The Crown Street Reservoir is an early example of a mid-nineteenth century fire-proof jack-arch roof construction in NSW. It is the only reservoir in the SWC system featuring wooden columns. The reservoir was built in special impervious bricks imported from England, which is an unusual feature. The Crown Street Reservoir site possibly contains remnant sections of the 30-inch Botany Swamps rising main, manufactured in Scotland in the 1850s.

The place possesses uncommon, rare or endangered aspects of the cultural or natural history of New South Wales.

One of small group of covered reservoirs, each demonstrating differences in construction, design & architectural detailing. Earliest reservoir, still in use. 1 of 4 associated with Botany Swamps Supply. Only reservoir with wooden columns in SWC system.

The place is important in demonstrating the principal characteristics of a class of cultural or natural places/environments in New South Wales.

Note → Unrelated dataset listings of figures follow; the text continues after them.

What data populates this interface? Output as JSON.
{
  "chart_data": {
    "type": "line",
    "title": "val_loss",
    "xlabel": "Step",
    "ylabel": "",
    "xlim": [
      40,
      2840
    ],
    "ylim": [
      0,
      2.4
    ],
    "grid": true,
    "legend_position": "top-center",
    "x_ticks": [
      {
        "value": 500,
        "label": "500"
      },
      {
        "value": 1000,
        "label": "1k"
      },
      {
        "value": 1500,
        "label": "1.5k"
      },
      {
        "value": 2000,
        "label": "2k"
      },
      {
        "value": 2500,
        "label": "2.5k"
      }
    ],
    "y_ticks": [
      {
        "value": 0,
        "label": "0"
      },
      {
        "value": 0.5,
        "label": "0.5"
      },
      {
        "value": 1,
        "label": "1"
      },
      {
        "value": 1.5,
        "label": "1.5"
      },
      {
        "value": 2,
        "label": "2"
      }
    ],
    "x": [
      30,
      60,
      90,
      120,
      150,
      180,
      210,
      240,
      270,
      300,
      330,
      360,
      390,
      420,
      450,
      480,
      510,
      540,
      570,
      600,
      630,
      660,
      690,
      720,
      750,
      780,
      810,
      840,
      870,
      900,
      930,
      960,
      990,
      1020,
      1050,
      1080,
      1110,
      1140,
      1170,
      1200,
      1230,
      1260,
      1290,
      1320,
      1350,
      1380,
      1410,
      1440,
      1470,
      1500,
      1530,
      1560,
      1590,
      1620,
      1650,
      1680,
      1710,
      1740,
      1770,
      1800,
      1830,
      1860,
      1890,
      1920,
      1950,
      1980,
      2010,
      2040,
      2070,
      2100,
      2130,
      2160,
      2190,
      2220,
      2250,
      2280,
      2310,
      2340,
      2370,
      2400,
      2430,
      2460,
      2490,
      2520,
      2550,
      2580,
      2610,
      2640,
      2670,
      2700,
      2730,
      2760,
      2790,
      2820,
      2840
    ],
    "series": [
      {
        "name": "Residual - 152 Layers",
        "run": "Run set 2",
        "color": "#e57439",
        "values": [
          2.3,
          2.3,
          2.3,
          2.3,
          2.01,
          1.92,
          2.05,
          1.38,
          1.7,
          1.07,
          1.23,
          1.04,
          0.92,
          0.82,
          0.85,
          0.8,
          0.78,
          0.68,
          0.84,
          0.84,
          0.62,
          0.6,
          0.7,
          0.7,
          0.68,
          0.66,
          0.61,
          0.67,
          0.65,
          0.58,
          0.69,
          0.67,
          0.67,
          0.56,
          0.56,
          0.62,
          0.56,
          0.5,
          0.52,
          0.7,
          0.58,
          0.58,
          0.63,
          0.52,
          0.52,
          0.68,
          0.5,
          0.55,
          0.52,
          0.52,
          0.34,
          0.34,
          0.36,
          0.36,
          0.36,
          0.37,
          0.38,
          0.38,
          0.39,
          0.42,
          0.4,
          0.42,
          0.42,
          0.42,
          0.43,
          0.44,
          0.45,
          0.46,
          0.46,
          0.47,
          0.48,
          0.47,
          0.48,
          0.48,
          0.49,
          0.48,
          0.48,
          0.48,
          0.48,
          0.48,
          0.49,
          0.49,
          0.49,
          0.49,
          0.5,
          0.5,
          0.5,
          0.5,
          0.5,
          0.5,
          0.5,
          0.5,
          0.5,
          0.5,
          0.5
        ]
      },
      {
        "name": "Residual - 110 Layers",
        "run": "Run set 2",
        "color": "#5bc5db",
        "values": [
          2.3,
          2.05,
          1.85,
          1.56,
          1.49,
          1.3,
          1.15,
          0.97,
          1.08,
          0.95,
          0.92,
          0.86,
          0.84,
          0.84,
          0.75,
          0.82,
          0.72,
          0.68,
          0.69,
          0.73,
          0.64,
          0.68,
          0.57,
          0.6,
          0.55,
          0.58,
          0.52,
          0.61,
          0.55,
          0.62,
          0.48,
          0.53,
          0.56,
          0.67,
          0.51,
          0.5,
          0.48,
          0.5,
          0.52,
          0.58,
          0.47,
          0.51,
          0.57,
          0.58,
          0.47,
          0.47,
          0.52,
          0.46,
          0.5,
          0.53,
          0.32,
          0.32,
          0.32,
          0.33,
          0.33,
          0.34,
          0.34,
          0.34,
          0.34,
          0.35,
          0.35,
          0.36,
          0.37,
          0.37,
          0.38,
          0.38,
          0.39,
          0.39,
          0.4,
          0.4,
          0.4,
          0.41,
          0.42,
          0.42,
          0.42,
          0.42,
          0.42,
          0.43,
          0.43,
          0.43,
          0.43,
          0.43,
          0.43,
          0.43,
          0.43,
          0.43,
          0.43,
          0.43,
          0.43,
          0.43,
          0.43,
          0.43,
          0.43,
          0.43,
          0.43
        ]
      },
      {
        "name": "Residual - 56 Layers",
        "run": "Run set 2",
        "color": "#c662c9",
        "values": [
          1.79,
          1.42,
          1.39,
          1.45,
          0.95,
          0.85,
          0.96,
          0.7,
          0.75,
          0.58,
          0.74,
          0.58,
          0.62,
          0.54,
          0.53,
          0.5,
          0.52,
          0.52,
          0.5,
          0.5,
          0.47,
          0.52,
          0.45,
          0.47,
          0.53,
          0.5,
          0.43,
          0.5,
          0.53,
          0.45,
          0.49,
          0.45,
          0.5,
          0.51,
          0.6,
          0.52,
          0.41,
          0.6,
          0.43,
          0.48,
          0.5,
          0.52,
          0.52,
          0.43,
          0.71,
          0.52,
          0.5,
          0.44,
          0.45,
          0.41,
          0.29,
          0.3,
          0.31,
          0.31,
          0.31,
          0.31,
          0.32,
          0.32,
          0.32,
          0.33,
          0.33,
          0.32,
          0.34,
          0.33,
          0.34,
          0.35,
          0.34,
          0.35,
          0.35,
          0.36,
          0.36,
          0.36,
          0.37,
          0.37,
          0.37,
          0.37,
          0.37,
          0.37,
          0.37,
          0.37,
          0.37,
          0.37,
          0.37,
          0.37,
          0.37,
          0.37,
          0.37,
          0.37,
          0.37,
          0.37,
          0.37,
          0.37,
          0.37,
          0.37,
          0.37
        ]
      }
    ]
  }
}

Crown Street Reservoir is representative of the oldest class of fully built water reservoirs in NSW and Australia, identifiable by their brick structure and brick arched roof. It is the oldest, the longest serving and probably the most important of this group. The Crown Street Reservoir site contains a 1965 water pumping station representative of design and equipment of other major water pumping stations on Sydney in the 1960s.

== Engineering heritage ==
The reservoir received an Engineering Heritage National Marker from Engineers Australia as part of its Engineering Heritage Recognition Program.